Images of courtesans and their attendants were a primary trope in ukiyo-e prints and paintings. Courtesan imagery in ukiyo-e included views of alluring beauties in their private quarters, close-up idealized "portraits," erotic couplings with clients, musical performances, gatherings at teahouses, calligraphy and painting parties, outings to scenic places, and walking slowly in procession down the main streets of the pleasure quarters. How well they paraded was one of the attributes considered by prospective customers as well as by the many hangers-on who could not afford to pay these icons for their services. For a small cost, men (and presumably some women) purchased evaluation books called yûjo hyôbanki (critiques of pleasure women: 遊女評判記). These were guides to the pleasure quarters, regularly published, often on the occasion of the New Year, containing rankings and critiques of the courtesans of a given district for the previous year. Their appearance and skills, erotic or otherwise, were assessed, subjectively and sometimes rather harshly. Related types of guidebooks were called saiken (lit., "close inspection," directories of, or factual street-by-street guides to, high-ranking courtesans and lower-ranking prostitutes: 細見).
An ôiran (high-ranking courtesan: 花魁) and her kamuro (young attendant between the ages of seven and fourteen: 禿) are shown here out on parade or on their way to an assignation, presumably in the Shinmachi pleasure district of Osaka. Although not an actual portrait, the muti-layered robes, riot of hairpins, and charmingly bedecked kamuro are consistent with a high rank of ôiran. The modern characters used to write ôiran mean "flower" and "to excel" (with a literary connotation similar to "leading flower"), but the original oral expression was possibly a contraction of ôira no anechan ("our elder sister," from ane, "elder sister," a familiar term for addressing a woman), and chan, the diminutive of san (Mr. or Miss). Kamuro not only assisted high-ranking courtesans, but were also future courtesans/prostitutes in training. Sometimes called kaburo (with the same kanji), there were two main types — mawashi kamuro, who were not attached to particular courtesans, and hikkomi kamuro, who were older kamuro of rare beauty whose skills were honed under the direct supervision of brothel owners.
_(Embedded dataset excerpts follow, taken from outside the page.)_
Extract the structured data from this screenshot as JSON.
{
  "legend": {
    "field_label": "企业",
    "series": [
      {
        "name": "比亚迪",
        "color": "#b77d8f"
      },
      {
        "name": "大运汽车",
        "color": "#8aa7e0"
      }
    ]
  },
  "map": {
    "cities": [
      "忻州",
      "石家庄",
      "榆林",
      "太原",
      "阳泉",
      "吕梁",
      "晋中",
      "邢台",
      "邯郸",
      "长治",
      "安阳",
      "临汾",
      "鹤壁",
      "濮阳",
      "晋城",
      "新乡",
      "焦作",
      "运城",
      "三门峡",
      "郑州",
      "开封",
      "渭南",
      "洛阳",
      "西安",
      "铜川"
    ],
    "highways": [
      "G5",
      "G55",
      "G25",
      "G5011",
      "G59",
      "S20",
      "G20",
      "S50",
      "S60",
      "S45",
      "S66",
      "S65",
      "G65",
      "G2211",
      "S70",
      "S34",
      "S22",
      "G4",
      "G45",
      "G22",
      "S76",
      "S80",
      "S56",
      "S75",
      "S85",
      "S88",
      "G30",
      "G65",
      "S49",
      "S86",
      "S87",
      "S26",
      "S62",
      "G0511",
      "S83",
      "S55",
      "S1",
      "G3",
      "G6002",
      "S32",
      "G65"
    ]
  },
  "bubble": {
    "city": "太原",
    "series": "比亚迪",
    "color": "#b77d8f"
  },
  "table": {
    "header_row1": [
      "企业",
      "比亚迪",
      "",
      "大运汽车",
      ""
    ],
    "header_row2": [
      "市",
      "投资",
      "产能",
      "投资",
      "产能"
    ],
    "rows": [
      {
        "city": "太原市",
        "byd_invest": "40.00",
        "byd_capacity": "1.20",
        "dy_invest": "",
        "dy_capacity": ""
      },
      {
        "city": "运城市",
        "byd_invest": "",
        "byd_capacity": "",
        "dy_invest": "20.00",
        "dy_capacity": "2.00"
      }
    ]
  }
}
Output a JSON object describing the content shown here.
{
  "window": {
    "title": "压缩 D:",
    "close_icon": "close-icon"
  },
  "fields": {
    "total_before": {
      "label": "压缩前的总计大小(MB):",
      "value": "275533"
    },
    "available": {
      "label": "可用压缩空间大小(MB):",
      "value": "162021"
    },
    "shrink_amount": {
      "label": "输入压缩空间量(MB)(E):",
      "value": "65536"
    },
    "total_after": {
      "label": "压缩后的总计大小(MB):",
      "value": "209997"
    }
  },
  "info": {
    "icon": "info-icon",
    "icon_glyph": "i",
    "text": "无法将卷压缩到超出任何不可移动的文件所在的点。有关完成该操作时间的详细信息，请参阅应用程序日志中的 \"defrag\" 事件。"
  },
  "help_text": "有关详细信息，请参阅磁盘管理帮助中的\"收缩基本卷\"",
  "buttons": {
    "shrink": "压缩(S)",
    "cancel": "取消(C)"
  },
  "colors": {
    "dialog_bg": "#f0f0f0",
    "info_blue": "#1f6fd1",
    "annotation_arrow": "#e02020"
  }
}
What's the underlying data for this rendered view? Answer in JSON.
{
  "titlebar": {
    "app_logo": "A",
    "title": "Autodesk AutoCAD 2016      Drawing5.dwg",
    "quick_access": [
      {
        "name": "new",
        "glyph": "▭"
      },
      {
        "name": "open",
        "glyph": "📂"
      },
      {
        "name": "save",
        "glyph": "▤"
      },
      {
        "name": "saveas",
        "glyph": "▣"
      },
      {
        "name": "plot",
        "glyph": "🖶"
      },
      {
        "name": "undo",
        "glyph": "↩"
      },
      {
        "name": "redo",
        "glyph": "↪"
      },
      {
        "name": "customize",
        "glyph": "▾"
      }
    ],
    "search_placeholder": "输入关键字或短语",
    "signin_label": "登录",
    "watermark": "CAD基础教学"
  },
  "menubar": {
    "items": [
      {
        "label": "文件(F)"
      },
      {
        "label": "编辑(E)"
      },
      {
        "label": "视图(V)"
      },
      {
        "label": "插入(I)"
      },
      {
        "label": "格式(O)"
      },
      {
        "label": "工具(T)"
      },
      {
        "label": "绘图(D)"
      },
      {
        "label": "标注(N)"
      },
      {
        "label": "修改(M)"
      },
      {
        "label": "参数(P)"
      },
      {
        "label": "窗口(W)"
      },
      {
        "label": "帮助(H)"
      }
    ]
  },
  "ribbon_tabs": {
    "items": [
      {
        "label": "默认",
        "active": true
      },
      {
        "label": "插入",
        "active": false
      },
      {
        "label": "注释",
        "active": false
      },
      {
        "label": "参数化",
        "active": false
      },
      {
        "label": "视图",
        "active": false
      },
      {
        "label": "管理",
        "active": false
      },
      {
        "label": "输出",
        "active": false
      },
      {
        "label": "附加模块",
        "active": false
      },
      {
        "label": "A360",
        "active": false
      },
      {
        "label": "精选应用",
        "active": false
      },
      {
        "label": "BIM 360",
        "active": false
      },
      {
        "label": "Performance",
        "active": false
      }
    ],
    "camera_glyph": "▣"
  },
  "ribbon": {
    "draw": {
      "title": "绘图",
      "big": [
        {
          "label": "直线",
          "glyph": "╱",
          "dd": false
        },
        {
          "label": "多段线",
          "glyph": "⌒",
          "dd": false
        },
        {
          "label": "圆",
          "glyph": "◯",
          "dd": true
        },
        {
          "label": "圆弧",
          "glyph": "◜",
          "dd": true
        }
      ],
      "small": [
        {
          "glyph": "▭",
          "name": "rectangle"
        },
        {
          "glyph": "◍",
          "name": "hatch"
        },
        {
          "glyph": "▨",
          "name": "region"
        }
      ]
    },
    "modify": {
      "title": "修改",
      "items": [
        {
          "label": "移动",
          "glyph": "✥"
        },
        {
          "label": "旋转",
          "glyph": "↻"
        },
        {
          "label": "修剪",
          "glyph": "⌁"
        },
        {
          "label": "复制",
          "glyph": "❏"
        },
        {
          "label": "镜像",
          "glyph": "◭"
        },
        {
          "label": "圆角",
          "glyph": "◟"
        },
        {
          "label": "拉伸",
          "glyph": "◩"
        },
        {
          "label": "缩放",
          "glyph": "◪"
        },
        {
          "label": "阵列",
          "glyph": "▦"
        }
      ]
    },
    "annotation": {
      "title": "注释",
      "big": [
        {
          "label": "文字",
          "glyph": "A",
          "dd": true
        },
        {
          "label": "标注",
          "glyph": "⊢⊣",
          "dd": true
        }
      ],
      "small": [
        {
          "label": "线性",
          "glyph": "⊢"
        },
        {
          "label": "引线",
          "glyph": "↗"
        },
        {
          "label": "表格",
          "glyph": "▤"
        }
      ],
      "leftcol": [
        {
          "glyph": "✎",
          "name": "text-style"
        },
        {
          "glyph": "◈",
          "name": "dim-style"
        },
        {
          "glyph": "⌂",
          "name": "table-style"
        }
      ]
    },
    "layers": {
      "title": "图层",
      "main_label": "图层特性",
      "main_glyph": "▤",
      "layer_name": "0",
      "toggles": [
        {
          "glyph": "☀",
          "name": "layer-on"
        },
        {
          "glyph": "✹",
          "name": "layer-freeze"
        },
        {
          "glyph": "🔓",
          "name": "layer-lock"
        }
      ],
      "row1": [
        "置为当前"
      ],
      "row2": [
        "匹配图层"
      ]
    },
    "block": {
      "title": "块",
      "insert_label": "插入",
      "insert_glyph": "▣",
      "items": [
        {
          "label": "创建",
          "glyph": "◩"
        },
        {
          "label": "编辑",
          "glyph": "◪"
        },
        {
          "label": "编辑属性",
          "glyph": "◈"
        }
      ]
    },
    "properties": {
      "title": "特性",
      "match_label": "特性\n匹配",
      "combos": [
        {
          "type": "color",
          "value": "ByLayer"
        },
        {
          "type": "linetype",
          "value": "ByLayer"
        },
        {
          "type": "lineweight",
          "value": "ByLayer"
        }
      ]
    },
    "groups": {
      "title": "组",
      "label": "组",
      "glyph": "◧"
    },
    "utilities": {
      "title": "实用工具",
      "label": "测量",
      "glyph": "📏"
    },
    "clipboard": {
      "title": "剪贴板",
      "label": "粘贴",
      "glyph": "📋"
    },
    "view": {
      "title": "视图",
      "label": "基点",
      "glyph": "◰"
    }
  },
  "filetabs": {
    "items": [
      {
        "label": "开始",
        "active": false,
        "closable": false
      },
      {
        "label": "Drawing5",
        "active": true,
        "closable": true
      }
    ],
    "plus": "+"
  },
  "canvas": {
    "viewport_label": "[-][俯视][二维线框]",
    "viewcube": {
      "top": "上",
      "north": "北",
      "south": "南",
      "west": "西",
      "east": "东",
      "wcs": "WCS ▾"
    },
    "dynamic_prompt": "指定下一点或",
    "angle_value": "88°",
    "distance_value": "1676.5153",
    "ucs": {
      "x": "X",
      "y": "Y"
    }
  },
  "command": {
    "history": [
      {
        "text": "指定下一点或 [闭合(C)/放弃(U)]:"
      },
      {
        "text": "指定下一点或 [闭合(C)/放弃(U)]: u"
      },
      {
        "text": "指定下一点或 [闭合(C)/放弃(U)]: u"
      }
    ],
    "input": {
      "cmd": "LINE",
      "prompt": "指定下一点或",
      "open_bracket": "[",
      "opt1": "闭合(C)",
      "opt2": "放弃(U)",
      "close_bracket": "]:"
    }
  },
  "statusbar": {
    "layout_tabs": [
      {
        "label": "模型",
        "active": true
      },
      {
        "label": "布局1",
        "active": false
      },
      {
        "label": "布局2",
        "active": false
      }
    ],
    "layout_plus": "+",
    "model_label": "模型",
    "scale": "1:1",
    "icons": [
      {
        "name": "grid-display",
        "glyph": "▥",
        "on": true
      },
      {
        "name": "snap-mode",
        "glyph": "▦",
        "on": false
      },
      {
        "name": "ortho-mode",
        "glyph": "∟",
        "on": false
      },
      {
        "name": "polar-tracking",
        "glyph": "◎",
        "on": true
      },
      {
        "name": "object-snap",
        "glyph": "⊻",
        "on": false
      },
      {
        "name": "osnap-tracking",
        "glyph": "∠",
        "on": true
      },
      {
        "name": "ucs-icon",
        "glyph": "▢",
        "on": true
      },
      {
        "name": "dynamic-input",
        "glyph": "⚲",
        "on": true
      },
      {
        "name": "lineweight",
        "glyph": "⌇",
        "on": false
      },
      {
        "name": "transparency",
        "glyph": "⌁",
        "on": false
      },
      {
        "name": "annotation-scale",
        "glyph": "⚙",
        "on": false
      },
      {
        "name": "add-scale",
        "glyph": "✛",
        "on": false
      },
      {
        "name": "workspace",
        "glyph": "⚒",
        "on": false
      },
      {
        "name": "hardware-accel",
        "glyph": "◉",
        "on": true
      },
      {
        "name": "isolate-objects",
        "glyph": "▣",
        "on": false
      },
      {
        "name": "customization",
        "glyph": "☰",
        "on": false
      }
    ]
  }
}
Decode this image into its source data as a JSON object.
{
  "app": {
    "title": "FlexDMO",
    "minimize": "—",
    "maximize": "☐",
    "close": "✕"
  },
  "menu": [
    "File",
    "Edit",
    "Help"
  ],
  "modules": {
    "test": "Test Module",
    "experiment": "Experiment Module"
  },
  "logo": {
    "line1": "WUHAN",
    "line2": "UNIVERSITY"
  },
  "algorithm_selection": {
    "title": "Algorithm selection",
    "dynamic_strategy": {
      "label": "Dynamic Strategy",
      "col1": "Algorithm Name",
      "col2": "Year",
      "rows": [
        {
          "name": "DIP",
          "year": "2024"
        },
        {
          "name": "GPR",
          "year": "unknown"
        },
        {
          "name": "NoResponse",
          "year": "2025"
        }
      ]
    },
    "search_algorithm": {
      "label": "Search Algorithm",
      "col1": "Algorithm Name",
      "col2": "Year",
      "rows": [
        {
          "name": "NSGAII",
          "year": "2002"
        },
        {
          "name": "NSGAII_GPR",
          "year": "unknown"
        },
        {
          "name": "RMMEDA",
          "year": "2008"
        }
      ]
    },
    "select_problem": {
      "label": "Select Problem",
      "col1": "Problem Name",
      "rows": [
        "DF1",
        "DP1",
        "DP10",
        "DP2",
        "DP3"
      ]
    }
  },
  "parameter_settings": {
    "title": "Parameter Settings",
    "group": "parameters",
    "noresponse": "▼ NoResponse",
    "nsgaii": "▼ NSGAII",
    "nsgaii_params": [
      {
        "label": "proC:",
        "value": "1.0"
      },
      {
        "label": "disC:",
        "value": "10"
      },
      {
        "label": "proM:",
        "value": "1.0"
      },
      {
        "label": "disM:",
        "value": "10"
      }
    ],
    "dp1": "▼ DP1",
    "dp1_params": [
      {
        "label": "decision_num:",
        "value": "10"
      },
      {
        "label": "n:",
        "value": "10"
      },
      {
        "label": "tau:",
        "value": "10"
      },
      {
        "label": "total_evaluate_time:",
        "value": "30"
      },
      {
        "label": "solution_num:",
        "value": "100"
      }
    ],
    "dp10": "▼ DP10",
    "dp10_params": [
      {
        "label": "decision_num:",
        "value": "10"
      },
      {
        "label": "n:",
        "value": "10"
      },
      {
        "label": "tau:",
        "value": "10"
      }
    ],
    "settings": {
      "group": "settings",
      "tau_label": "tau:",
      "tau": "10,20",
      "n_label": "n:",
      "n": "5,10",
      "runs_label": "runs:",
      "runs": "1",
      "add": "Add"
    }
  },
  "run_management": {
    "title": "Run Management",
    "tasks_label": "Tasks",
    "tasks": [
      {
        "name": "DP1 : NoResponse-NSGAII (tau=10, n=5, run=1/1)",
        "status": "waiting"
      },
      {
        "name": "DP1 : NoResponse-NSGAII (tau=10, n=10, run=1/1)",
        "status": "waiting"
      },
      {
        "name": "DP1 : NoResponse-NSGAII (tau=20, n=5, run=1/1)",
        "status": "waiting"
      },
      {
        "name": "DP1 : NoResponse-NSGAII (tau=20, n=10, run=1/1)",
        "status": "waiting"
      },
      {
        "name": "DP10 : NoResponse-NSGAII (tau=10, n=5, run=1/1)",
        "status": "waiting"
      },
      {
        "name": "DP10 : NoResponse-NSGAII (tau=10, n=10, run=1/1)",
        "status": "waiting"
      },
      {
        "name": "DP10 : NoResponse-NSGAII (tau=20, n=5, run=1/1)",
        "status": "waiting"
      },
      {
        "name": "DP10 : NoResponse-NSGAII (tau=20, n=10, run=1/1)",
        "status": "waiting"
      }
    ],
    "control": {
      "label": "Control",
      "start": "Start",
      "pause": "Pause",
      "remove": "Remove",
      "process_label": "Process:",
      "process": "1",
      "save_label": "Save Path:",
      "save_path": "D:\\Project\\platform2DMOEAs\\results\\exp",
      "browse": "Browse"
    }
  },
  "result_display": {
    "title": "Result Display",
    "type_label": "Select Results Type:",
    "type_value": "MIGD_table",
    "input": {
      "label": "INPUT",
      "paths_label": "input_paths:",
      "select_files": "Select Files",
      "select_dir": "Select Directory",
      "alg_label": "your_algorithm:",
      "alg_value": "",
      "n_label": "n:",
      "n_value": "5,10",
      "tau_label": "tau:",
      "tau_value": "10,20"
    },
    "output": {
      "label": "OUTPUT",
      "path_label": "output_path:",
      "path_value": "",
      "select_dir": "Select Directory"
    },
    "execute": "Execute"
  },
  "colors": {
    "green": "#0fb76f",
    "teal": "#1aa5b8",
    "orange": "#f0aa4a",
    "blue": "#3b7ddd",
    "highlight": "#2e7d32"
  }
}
Shigeharu's informal sketch is composed of quickly executed sumi (black ink: 墨) outlines and washes, plus the addition of some light colors. Often such less-finished paintings have been ignored by painting connoisseurs and collectors as being inferior to the more highly polished nishiki paintings, and until recently few have been reproduced in books or catalogues. Nevertheless, these sketches possess a verve and immediacy often lacking in the more studied paintings, and thus offer perhaps a more intimate view of an artist's initial spontaneous response to his subject. Shigeharu's drawing is in the Shijô (四条) manner, a style of painting (Shijô school, Shijô-ha: 四条派) derived from the Maruyama school (円山派 often referred to as "Maruyama-Shijô"). The school is said to have developed in the Shijô section of Kyoto where some of the notable practitioners of Maruyama-Shijô painting lived. One artist credited with developing the style was Matsumura Goshun (1752-1811), who combined the styles of Nanga literati and the more realism-based Maruyama school.